Centre-right re-elected in parliamentary polls and a far-right party wins seats in the legislature for the first time.

Swedish govt re-elected, extremists in parliament for first time

Fredrik Reinfeldt became Sweden's first sitting centre-right prime minister to win re-election, but was deprived of a majority by the first-time entry into parliament of an anti-immigrant party.

Analysts had said before Sunday's election that a hung parliament, with Reinfeldt's centre-right Alliance coalition having no overall majority, would unsettle investors and the Swedish crown weakened in early trading on Monday.

"An uncertain parliamentary situation is always negative for a currency, but the market pretty quickly goes back to focusing on other things," Handelsbanken analyst Claes Mahlen said.

"I don't think the view of Sweden will change dramatically."

A preliminary count showed Reinfeldt's coalition winning 172 seats in the 349-member parliament and the anti-immigrant Sweden Democrats 20 seats.

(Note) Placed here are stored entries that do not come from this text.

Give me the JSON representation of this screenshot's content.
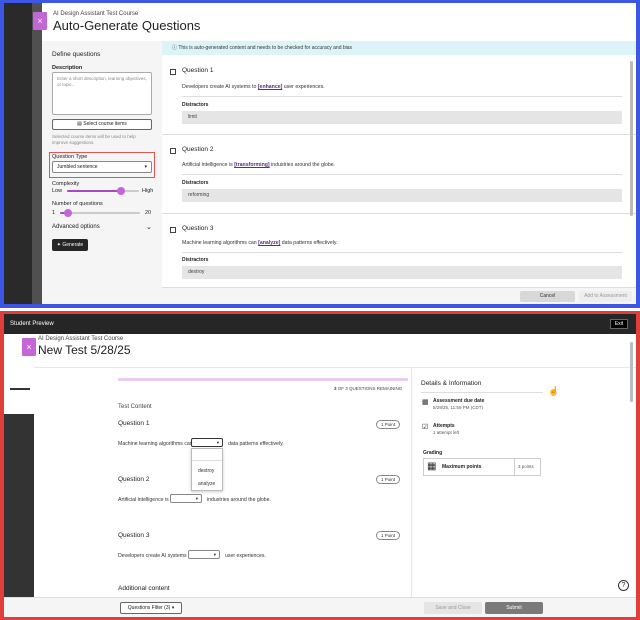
{
  "generator": {
    "course_name": "AI Design Assistant Test Course",
    "title": "Auto-Generate Questions",
    "close_glyph": "×",
    "left_panel": {
      "heading": "Define questions",
      "description_label": "Description",
      "description_placeholder": "Enter a short description, learning objectives, or topic...",
      "select_course_items": "Select course items",
      "selected_note": "Selected course items will be used to help improve suggestions.",
      "question_type_label": "Question Type",
      "question_type_value": "Jumbled sentence",
      "complexity_label": "Complexity",
      "complexity_low": "Low",
      "complexity_high": "High",
      "complexity_level": 0.75,
      "num_questions_label": "Number of questions",
      "num_min": "1",
      "num_max": "20",
      "num_value": 3,
      "advanced_options": "Advanced options",
      "generate": "Generate"
    },
    "banner": "This is auto-generated content and needs to be checked for accuracy and bias",
    "questions": [
      {
        "title": "Question 1",
        "pre": "Developers create AI systems to ",
        "word": "[enhance]",
        "post": " user experiences.",
        "distractors_label": "Distractors",
        "distractor": "limit"
      },
      {
        "title": "Question 2",
        "pre": "Artificial intelligence is ",
        "word": "[transforming]",
        "post": " industries around the globe.",
        "distractors_label": "Distractors",
        "distractor": "reforming"
      },
      {
        "title": "Question 3",
        "pre": "Machine learning algorithms can ",
        "word": "[analyze]",
        "post": " data patterns effectively.",
        "distractors_label": "Distractors",
        "distractor": "destroy"
      }
    ],
    "cancel": "Cancel",
    "add_to_assessment": "Add to Assessment"
  },
  "preview": {
    "bar_title": "Student Preview",
    "exit": "Exit",
    "course_name": "AI Design Assistant Test Course",
    "test_title": "New Test 5/28/25",
    "close_glyph": "×",
    "progress_count": "3",
    "progress_text": "OF 3 QUESTIONS REMAINING",
    "section_title": "Test Content",
    "questions": [
      {
        "title": "Question 1",
        "points": "1 Point",
        "pre": "Machine learning algorithms can",
        "post": "data patterns effectively."
      },
      {
        "title": "Question 2",
        "points": "1 Point",
        "pre": "Artificial intelligence is",
        "post": "industries around the globe."
      },
      {
        "title": "Question 3",
        "points": "1 Point",
        "pre": "Developers create AI systems to",
        "post": "user experiences."
      }
    ],
    "dropdown_options": [
      "destroy",
      "analyze"
    ],
    "additional_content": "Additional content",
    "details_title": "Details & Information",
    "due_label": "Assessment due date",
    "due_value": "5/29/25, 11:59 PM (CDT)",
    "attempts_label": "Attempts",
    "attempts_value": "1 attempt left",
    "grading_label": "Grading",
    "max_points_label": "Maximum points",
    "max_points_value": "3 points",
    "questions_filter": "Questions Filter (3)",
    "save_close": "Save and Close",
    "submit": "Submit",
    "help_glyph": "?"
  },
  "colors": {
    "top_border": "#3e56e6",
    "bottom_border": "#e03d3d",
    "accent": "#c466d8",
    "highlight_box": "#e05555"
  }
}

The Social Democrat-led centre-left opposition was set to secure 157.

"If this outcome stands we will have a scenario that most Swedish voters wanted to avoid -- that is that we have a xenophobic party holding the balance of power," said Ulf Bjereld, a political scientist at Gothenburg University.

Swedish newspapers said the election marked a dramatic shift for a nation once known for its tolerance and liberal policies.

"It is Monday morning and time for Swedes to find a new self-image," wrote daily Svenska Dagbladet.

"A centre-right government without a majority, a wrecked Social Democracy and a party with roots in far-right extremism holding the balance of power."

Daily Dagens Nyheter zeroed in on the political difficulties generated by the government falling short of a majority. "Tough situation awaits", ran a banner headline.

Reinfeldt, who campaigned on a promise of more tax cuts and reforms to trim the welfare state, has said he was prepared to lead a minority government but repeated on Sunday he would first approach the opposition Green Party for support.

"We have said that the biggest bloc should rule and that is the Alliance," he told supporters at an election night party, rejecting any cooperation with the far-right Sweden Democrats.

But the reception from the Green Party was cool.

"In the current situation we have continued red-green cooperation," said joint Green Party leader Maria Wetterstrand, referring to the alliance with the opposition Social Democrats.

Reinfeldt benefited from one of Europe's strongest economic recoveries to become the first sitting centre-right prime minister to win re-election in a country that was ruled for much of the last century by the Social Democrats.

"Extremists in parliament"

The big news of the night was the entry into parliament of the anti-immigrant Sweden Democrats.

The Sweden Democrats have roots in neo-Nazi movements of the 1980s and 1990s but have gradually discarded these more radical elements.

"Today we have written political history together, I think that's fantastic," Sweden Democrat leader Jimmie Akesson told chanting supporters.

The party is hostile to immigration and Muslims in Sweden.

One of the party's main goals is to have much lower levels of immigration and a return to what it sees as a policy of assimilation, rather than integration.

Immigrants account for 14 percent of Sweden's population, just above the 12.4 percent average for northern Europe, according to United Nations figures.